Mi padre me da la libertad de echarme de casa. Ni siquiera puedo disponer de las llaves del desván para que no lo llene de libros, pero él sí tendrá llaves de mi nueva casa. La casa que me están buscando estará entre la de mi padre y la de mi madre para seguir controlándome. No se fían de mí, igual que nadie daba un duro por mí, que podía acabar una carrera. Mi padre es un hombre importante, tiene muchos contactos en la empresa y por eso lo mejor que había podido conseguir era un sueldo de 100 e en una empresa de trabajo protegido. La mayoría de las decisiones que han tomado ellos, sin mi voluntad, han salido mal. (Enviarme al colegio de curas del barrio, lo que más cerca estaba de casa. Meterme a grupos scout para que tuviera amigos. Ingresarme en psiquiátricos) Y las que he elegido yo, aunque hayan salido mal, las recuerdo como propias. Equivocarse es el precio de la libertad, pero es peor cuando no eres libre y son los otros los que se equivocan por ti. Cuesta perdonar. Tendré a mi madre todo el día allí llevándome táper de comida. En el fondo quieren que me vaya para vaciarme la habitación de libros y así no avergonzarse de aquel cuarto cuándo enseñaran la casa a los vecinos. 

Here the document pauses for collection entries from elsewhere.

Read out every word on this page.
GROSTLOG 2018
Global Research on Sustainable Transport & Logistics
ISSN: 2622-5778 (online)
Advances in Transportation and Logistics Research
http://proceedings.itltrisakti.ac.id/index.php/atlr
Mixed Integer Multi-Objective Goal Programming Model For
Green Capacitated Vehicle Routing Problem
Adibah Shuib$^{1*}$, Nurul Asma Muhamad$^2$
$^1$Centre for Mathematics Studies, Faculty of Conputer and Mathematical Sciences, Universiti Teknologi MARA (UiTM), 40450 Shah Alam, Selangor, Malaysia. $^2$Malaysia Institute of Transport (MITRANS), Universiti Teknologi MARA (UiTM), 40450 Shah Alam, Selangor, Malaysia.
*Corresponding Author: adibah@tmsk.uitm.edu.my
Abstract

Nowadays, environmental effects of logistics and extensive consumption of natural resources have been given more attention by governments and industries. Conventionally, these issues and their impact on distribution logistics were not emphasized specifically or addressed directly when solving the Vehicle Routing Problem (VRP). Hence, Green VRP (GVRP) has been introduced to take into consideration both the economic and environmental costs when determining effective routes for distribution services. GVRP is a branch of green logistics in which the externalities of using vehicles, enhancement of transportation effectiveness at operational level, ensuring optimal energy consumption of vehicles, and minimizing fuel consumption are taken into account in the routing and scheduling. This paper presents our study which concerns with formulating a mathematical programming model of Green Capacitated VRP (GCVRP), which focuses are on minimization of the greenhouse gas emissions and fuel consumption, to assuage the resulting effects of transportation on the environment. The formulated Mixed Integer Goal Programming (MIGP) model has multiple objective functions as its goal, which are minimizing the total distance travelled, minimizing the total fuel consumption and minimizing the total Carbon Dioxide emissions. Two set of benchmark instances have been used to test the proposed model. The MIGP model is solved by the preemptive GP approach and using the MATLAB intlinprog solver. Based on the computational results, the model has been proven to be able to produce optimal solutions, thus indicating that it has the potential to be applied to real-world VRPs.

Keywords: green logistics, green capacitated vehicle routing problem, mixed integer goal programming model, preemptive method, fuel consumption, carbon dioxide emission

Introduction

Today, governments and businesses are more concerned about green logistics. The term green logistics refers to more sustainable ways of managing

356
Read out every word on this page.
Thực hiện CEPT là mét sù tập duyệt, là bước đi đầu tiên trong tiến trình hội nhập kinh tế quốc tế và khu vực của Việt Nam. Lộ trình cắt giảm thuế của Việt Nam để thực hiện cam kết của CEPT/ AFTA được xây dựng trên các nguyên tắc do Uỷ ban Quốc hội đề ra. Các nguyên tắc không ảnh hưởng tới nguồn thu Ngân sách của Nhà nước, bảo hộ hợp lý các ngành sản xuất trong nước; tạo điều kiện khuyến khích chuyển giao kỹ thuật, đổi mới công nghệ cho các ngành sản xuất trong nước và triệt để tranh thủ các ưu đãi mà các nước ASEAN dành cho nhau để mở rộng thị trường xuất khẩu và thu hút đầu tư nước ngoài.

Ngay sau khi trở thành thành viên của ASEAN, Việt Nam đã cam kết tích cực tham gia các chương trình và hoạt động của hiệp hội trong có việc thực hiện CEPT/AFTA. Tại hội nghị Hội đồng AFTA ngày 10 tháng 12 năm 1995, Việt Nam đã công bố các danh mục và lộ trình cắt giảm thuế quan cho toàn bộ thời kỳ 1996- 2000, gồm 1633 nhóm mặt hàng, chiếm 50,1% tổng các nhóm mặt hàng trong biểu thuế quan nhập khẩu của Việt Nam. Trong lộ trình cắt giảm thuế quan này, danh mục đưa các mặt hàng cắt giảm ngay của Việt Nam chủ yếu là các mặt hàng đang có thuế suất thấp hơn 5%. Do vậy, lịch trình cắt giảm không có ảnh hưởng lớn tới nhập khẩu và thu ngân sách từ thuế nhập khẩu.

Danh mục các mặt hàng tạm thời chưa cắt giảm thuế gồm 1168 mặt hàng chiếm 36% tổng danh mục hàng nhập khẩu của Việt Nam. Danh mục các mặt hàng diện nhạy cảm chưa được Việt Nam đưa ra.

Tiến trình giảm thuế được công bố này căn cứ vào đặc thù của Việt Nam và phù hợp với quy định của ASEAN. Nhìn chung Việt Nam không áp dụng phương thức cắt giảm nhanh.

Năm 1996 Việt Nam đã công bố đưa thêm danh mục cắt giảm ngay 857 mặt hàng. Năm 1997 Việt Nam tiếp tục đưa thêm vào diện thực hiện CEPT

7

La editorial me daba la libertad de trabajar gratis para ellos, renunciando incluso al 5% de los beneficios de mi propio libro (en otros he tenido que comprarme mi propio libro) y no pudiendo publicar mis propios textos hasta pasados 5 años. Primero querían cuatro cuentos y luego cuarenta. Las mil y unas noches os escribo, y sí quieres hago de Sherezade. Aquellas consultas con la siquiatra no servían para nada. Sólo se fijaba en las formas, y en las conductas, como el formalismo y el conductismo, el positivismo y el utilitarismo. En estas terapias te pueden decir “no fumes que es malo”, cambia tu conducta, pero no les importa la conciencia o el pensamiento que hay detrás lo más mínimo. Todo lo que sonara a pensar, a filósofo, ellos lo llaman “racionalizar” La profesora del trabajo no se lo iba a leer y simplemente me decía “resume”. Para estas sabias conclusiones no hace falta tener mil carreras de psicología y periodismo ni once mesteres.  En el máster no me cogerían, gracias al gesto tan caritativo de aquel tribunal en poner “no presentado” en vez de “suspendido”. Yo desde mi libertad de pronto tengo un trauma con una familia que me ha sido impuesta, la patada a la calle de esta misma familia, un pasado azul internado en psiquiátricos LIBREMENTE escogidos, la marginación de no tener ningún amigo, el trabajo final de grado suspendido, 32 años (con los que todos los periódicos se pegarían por mi currículo), un trabajo de “negro” sin sueldo, y un máster en el que no me han aceptado. Me dije que era tan libre que me asustaba tanta libertad. ¡Qué libre que era! Y sin embargo, cuando abandoné la consulta de la siquiatra de un portazo, a aquella autoridad no le hizo mucha gracia tanta libertad que me había tomado. Y no obstante, la siquiatra, tan vestida de palabras, está desnuda. Como las formas sin fondo.